Quantum computing has remained on the cusp of a technology revolution for the better part of the last decade. However, the promised breakthrough still doesn’t seem any closer than it was a few years ago. Meanwhile, even as the investments keep flowing in, experts are raising uncomfortable questions about whether it represents the end of online privacy as we know it. So what is quantum computing, how does it differ from traditional computers, and why are researchers ringing the alarm bell about it? We will try to answer all those questions today.
While present-day quantum computers have given us a glimpse of what the technology is capable of, it has still not reached anywhere near its peak potential. Still, it is the promise of unbridled power that is raising the hackles of cybersecurity professionals. Today, we’ll learn more about those concerns and the steps being taken by researchers to address them. So without further ado, let’s check out what are quantum computers, how they work, and what researchers are doing to ensure that they won’t be the security nightmares.
- What is Quantum Computing?
- Difference Between Quantum Computers and Traditional Computers
- Potential Applications of Quantum Computing
- Is Quantum Computing the End of Digital Privacy?
- Challenges Preventing a Quantum Revolution
- Powerful Quantum Computers You Should Know About
What is Quantum Computing?
Quantum computers are machines that use the properties of quantum mechanics, like superposition and entanglement, to solve complex problems. They typically deliver massive amounts of processing power that’s an order of magnitude higher than even the biggest and most powerful modern supercomputers. This allows them to solve certain computational problems, such as integer factorization, substantially faster than regular computers.
Difference Between Quantum Computers and Traditional Computers
The first and biggest difference between quantum computers and traditional computers is in the way they encode information. While the latter encode information in binary ‘bits’ that can either be 0s or 1s, in quantum computers, the basic unit of memory is a quantum bit, or ‘qubit’, whose value can be either ‘1’ or ‘0’, or ‘1 AND 0’ simultaneously.

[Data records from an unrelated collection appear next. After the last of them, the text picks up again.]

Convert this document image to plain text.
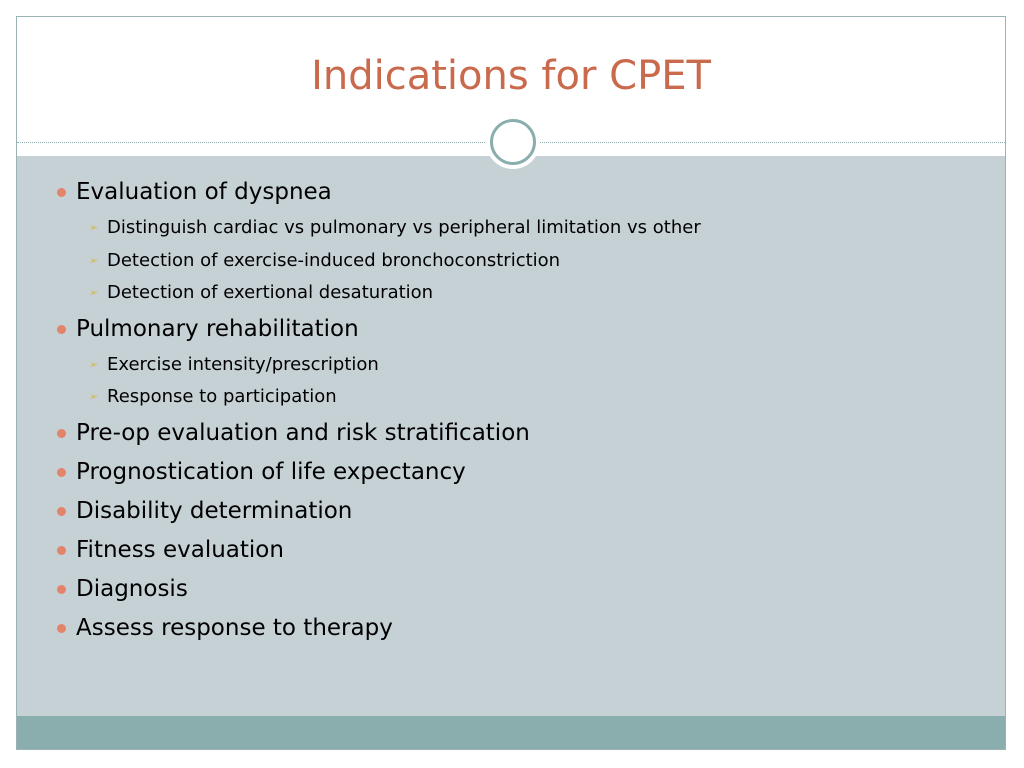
Indications for CPET
Evaluation of dyspnea
➢ Distinguish cardiac vs pulmonary vs peripheral limitation vs other
➢ Detection of exercise-induced bronchoconstriction
➢ Detection of exertional desaturation
Pulmonary rehabilitation
➢ Exercise intensity/prescription
➢ Response to participation
Pre-op evaluation and risk stratification
Prognostication of life expectancy
Disability determination
Fitness evaluation
Diagnosis
Assess response to therapy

This is done by ‘superposition’ – the fundamental principle of quantum mechanics that describes how quantum particles can travel in time, exist in multiple places at once, and even teleport.
Potential Applications of Quantum Computing
Quantum computing is still not the matured product that some believed it will be by the end of the last decade. However, it still offers some fascinating use cases, especially for programs that admit a polynomial quantum speedup. The best example of that is unstructured search, which involves finding a specific item in a database.
Is Quantum Computing the End of Digital Privacy?
All three cryptographic algorithms mentioned above are believed to be computationally infeasible with traditional supercomputers and, are typically used to encrypt secure web pages, encrypted email, and other types of data. However, that changes with quantum computers, which can, in theory, solve all these complex problems by using Shor’s algorithm, essentially rendering modern encryption insufficient in the face of possible attacks.
For now, many well-known public-key encryption algorithms are already believed to be secured against attacks by quantum computers. That include IEEE Std 1363.1 and OASIS KMIP, both of which already describe quantum-safe algorithms. Organizations can also avoid potential attacks from quantum computers by switching to AES-256, which offers an adequate level of security against quantum computers.
In spite of its massive potential, quantum computers have remained a ‘next-gen’ technology for decades without transitioning into a viable solution for general usage. There are multiple reasons for it, and addressing most of them has thus far proved to be beyond modern technology.
All things considered, scientists will have to find a way to get quantum computers to work at more reasonable temperatures to scale the technology for commercial use. Thankfully, physicists are already working on that, and last year, two sets of researchers from the University of New South Wales in Australia and QuTech in Delft, the Netherlands, published papers claiming to have created silicon-based quantum computers that work at a full degree above absolute zero.
Alongside the 53-qubit Sycamore processor mentioned earlier, Google also showcased a gate-based quantum processor called ‘Bristlecone’ at the annual American Physical Society meeting in Los Angeles back in 2018. The company believes that the chip is capable of finally bringing the power of quantum computing to the mainstream by solving ‘real-world problems’. Google Bristlecone / Image courtesy: Google
Quantum Computing: The Dawn of a New Era or a Threat to Digital Privacy?
The difference between quantum computers and traditional computers is so massive that the former may not replace the latter any time soon. However, with proper error correction and better energy efficiency, we could hopefully see more ubiquitous use of quantum computers going forward. And when that happens, it will be interesting to see whether it will spell the end of digital security as we know it or usher in a new dawn in digital cryptography.